Further, Silvania outlined the potential benefits of the LOK for Curaçao’s economy. He explained that under the NOOGH, Curaçao’s government receives ANG120,000 (£52,894/€61,810/$66,901) per year per licence. Comparatively, in jurisdictions such as Malta or the Isle of Man, direct licence revenue can be up to €82m.

“Let me be clear – the Curaçao gambling industry has more licences than these jurisdictions combined, but the funds in Curaçao are being directed to the private sector or else offshore,” Silvania explained. “The government and the people are being robbed of their rightful income.”

Silvania confirmed details of the LOK licence fees last December. He stipulated that this would just be the beginning for Curaçao’s economy, which could see improvements to education and health.

“In a well-managed gambling jurisdiction those direct revenues to the regulator are just the beginning of the influx of money,” said Silvania. “The overall impact is monumental and demonstrates the real potential value to the economy which can start investing more in education, health and infrastructure for the long-term benefit of the entire population.”

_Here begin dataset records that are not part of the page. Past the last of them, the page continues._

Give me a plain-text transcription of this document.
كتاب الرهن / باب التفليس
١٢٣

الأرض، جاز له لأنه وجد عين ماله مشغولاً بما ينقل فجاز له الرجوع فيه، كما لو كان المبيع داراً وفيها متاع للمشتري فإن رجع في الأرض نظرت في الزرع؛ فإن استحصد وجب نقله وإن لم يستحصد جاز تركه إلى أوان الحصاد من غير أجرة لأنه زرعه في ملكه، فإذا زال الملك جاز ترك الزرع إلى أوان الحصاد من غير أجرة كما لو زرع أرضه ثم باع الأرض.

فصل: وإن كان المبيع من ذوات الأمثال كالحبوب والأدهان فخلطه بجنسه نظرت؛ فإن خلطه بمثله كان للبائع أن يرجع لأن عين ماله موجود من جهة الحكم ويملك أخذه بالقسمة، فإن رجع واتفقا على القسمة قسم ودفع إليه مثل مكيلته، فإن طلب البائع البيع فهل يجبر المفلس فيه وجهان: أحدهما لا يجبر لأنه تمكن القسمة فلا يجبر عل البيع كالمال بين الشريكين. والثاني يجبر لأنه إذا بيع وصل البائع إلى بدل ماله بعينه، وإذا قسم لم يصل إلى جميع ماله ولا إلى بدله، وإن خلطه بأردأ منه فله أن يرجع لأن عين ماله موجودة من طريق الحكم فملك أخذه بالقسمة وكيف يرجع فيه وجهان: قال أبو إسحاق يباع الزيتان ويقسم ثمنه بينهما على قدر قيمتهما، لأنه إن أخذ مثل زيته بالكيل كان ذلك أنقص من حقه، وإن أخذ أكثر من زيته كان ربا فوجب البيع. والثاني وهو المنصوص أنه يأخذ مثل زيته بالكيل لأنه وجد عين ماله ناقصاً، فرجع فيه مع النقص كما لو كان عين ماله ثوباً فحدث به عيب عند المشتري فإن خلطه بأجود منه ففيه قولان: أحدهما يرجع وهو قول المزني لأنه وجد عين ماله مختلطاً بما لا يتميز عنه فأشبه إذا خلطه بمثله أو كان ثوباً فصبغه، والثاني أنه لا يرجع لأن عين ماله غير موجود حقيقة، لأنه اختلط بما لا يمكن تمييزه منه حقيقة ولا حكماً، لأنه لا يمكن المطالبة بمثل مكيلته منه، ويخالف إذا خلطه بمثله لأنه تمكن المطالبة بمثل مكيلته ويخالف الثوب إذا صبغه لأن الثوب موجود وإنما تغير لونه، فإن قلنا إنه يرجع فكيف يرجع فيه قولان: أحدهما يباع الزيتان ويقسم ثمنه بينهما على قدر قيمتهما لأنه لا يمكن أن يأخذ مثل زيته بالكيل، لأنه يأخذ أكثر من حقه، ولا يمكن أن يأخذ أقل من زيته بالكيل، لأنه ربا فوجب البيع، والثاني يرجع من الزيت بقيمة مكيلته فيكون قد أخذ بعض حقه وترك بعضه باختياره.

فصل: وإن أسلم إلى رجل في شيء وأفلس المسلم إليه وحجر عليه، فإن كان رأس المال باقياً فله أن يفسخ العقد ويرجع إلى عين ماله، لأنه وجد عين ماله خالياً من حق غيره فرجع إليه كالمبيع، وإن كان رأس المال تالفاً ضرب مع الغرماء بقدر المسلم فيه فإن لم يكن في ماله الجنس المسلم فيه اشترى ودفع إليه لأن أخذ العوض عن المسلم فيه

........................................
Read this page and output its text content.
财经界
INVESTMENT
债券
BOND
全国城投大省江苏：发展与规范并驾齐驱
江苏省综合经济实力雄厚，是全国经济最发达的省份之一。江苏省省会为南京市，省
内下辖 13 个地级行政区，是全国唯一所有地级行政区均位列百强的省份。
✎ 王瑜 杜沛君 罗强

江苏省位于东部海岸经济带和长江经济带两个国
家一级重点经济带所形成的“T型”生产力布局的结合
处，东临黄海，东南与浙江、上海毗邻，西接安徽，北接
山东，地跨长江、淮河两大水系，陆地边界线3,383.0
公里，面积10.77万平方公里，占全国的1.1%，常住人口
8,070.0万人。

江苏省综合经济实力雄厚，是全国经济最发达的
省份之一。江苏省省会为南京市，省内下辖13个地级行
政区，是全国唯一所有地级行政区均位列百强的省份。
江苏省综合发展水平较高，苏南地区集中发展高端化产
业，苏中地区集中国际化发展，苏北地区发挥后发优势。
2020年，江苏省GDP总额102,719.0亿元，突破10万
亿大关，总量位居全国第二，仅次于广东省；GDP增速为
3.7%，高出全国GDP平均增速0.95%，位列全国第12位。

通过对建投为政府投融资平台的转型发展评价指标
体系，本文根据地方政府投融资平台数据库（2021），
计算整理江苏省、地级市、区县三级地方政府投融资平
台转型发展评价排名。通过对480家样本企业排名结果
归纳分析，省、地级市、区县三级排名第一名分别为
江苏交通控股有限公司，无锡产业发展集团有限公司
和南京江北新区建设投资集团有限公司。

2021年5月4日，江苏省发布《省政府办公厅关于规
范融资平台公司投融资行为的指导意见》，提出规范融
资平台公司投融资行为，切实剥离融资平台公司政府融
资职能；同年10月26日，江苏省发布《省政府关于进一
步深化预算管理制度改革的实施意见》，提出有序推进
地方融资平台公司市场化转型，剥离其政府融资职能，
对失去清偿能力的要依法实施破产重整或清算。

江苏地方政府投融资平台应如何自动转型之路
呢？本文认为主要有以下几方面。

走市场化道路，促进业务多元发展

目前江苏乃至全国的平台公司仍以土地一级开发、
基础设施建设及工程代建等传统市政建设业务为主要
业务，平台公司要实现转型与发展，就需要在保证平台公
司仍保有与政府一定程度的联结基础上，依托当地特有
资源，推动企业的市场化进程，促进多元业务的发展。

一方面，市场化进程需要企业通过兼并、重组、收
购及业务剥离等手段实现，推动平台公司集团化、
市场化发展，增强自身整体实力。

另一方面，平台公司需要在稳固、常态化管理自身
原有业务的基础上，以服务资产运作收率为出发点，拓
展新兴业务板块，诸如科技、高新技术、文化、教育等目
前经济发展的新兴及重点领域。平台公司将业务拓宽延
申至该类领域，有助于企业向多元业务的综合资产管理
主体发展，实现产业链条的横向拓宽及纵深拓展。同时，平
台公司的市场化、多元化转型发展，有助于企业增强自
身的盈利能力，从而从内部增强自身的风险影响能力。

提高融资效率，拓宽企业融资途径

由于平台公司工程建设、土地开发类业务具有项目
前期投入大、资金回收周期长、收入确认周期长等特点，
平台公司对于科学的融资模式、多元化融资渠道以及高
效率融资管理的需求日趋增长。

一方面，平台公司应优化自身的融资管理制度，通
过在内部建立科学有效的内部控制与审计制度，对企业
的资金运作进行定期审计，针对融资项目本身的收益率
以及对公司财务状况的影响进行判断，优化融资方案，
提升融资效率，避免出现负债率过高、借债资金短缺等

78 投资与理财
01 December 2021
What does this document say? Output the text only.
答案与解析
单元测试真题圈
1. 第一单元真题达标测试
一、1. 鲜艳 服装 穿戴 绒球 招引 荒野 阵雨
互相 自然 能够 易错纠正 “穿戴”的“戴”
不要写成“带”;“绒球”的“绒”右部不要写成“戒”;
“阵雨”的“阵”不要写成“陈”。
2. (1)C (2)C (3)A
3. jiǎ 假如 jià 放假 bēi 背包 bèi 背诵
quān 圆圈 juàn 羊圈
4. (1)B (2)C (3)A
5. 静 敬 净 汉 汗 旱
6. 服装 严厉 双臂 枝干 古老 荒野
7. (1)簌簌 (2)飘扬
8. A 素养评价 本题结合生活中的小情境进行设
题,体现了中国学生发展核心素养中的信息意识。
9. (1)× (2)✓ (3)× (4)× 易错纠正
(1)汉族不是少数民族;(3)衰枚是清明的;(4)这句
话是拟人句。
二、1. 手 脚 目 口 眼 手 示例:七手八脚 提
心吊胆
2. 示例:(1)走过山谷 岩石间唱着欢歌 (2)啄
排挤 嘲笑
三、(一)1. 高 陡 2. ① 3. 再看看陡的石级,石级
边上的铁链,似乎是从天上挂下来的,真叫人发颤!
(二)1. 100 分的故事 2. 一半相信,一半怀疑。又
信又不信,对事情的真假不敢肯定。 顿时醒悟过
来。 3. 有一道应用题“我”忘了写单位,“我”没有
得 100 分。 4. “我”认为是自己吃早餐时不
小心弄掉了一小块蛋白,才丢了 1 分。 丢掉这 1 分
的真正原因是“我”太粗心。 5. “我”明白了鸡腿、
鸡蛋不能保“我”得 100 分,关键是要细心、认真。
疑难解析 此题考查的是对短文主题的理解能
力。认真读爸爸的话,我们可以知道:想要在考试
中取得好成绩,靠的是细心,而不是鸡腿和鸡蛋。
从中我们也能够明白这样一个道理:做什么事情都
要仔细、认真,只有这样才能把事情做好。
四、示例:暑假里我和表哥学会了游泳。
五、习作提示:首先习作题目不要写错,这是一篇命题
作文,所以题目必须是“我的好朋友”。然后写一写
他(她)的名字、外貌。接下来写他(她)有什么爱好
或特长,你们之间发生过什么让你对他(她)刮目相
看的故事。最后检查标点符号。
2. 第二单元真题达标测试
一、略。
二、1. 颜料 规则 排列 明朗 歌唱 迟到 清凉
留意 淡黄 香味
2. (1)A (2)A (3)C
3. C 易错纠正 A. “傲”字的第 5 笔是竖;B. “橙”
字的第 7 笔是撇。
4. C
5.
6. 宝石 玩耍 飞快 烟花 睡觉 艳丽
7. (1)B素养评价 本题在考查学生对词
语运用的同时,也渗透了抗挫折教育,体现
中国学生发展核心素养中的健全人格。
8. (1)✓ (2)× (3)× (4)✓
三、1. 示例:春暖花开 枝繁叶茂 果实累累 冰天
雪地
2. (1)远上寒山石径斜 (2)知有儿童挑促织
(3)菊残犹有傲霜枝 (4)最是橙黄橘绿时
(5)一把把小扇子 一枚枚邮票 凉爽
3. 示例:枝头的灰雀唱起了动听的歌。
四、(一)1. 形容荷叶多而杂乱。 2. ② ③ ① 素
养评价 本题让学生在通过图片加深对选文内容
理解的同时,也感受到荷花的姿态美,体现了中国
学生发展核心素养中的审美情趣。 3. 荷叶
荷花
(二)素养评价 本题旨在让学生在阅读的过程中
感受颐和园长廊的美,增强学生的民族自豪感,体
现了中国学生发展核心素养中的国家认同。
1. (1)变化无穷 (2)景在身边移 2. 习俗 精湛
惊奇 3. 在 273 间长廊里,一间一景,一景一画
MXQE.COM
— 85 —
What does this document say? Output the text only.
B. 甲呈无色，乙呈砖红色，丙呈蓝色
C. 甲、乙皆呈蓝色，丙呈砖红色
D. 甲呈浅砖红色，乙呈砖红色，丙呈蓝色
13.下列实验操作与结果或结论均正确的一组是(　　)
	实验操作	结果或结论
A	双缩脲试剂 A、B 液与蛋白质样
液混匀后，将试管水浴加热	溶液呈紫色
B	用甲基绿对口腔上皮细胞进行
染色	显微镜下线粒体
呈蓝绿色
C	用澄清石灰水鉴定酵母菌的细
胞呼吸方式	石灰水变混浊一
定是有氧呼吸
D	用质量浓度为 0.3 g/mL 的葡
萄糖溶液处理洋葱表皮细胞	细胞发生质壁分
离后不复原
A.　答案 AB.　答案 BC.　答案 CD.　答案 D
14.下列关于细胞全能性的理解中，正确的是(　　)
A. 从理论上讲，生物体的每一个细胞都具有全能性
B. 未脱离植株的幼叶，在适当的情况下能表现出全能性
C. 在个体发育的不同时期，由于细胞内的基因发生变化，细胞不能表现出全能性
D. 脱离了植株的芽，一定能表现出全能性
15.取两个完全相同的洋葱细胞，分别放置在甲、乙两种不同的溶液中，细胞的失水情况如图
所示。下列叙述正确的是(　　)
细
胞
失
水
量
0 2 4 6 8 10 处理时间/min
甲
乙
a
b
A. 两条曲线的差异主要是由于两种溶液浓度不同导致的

Curaçao’s LOK: Where are we now?

The first reading of the LOK in parliament represents a milestone for the legislation, which has been creeping closer to implementation over the last six months.

The jurisdiction’s new licensing process opened on 1 September 2023, as the Gaming Control Board (GCB) opened the licence application portal. This kicked off a period of transition for Curaçao’s gaming industry.

Later that month Hilary Stewart-Jones was confirmed to be joining the GCB as an adviser. When the LOK comes into force, the Curaçao Gaming Authority will take over as the new regulator.

Last November, the licence application portal began to accept account registrations for applicants and those holding sub-licences.